CADMAS-CTX: Contextual Capability Calibration for Multi-Agent Delegation

arXiv cs.AI / 4/21/2026

📰 NewsDeveloper Stack & InfrastructureIdeas & Deep AnalysisModels & Research

Key Points

  • The paper revisits multi-agent delegation and argues that an agent’s effective capability varies with task context rather than remaining fixed as a static skill profile.
  • It introduces CADMAS-CTX, which learns hierarchical, context-conditioned Beta posteriors per agent to capture experience across coarse context buckets.
  • Delegation decisions are made with a risk-aware scoring rule that uses the posterior mean plus an uncertainty penalty, aiming to route tasks only when evidence supports one agent being better.
  • The authors provide theoretical guarantees via contextual bandit analysis, proving lower cumulative regret for context-aware routing under sufficient context heterogeneity.
  • Experiments on GAIA and SWE-bench show consistent gains (GAIA accuracy: 0.442 vs 0.381 static baseline; SWE-bench Lite resolve rate: 22.3% → 31.4%), and ablations confirm the uncertainty penalty helps with context-tagging noise.

Abstract

We revisit multi-agent delegation under a stronger and more realistic assumption: an agent's capability is not fixed at the skill level, but depends on task context. A coding agent may excel at short standalone edits yet fail on long-horizon debugging; a planner may perform well on shallow tasks yet degrade on chained dependencies. Static skill-level capability profiles therefore average over heterogeneous situations and can induce systematic misdelegation. We propose CADMAS-CTX, a framework for contextual capability calibration. For each agent, skill, and coarse context bucket, CADMAS-CTX maintains a Beta posterior that captures stable experience in that part of the task space.

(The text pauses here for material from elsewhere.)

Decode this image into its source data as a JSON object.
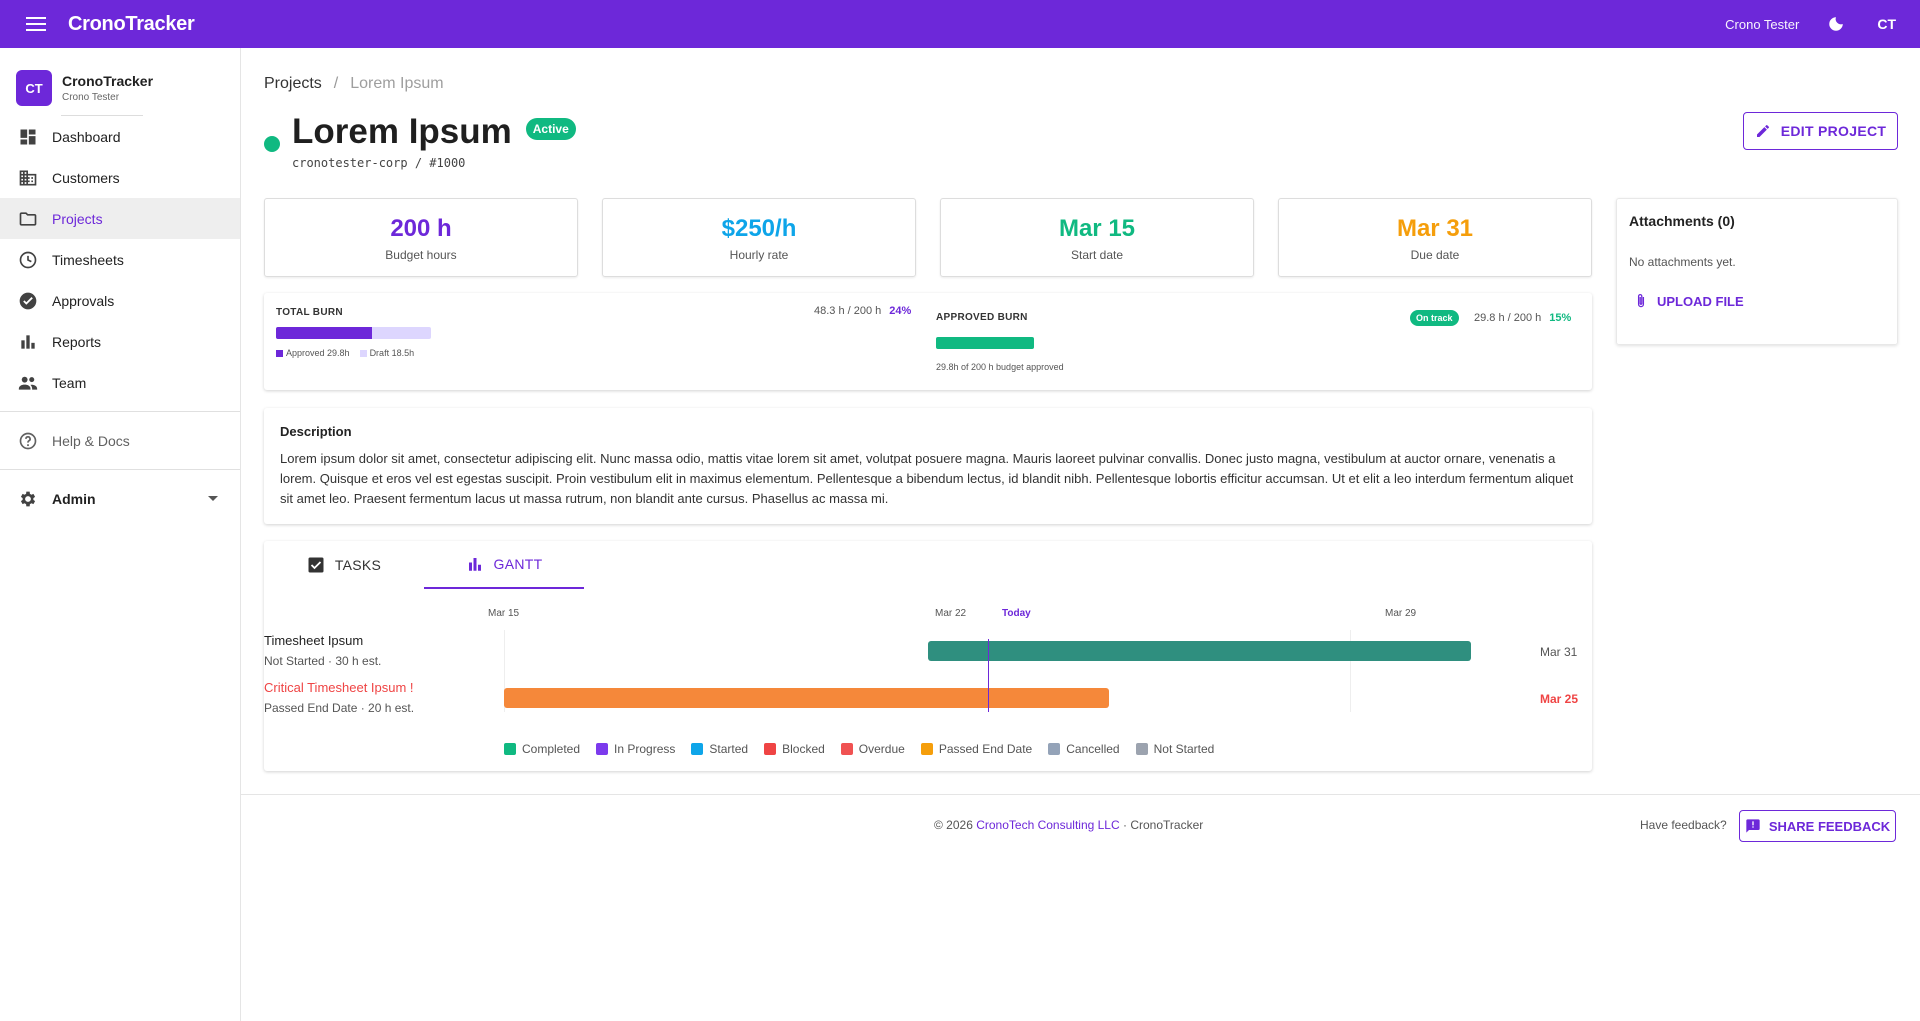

Delegation is then made by a risk-aware score that combines the posterior mean with an uncertainty penalty, so that agents delegate only when a peer appears better and that assessment is sufficiently well supported by evidence. This paper makes three contributions. First, a hierarchical contextual capability profile replaces static skill-level confidence with context-conditioned posteriors. Second, based on contextual bandit theory, we formally prove context-aware routing achieves lower cumulative regret than static routing under sufficient context heterogeneity, formalizing the bias-variance tradeoff. Third, we empirically validate our method on GAIA and SWE-bench benchmarks. On GAIA with GPT-4o agents, CADMAS-CTX achieves 0.442 accuracy, outperforming static baseline 0.381 and AutoGen 0.354 with non-overlapping 95% confidence intervals. On SWE-bench Lite, it improves resolve rate from 22.3% to 31.4%. Ablations show the uncertainty penalty improves robustness against context tagging noise. Our results demonstrate contextual calibration and risk-aware delegation significantly improve multi-agent teamwork compared with static global skill assignments.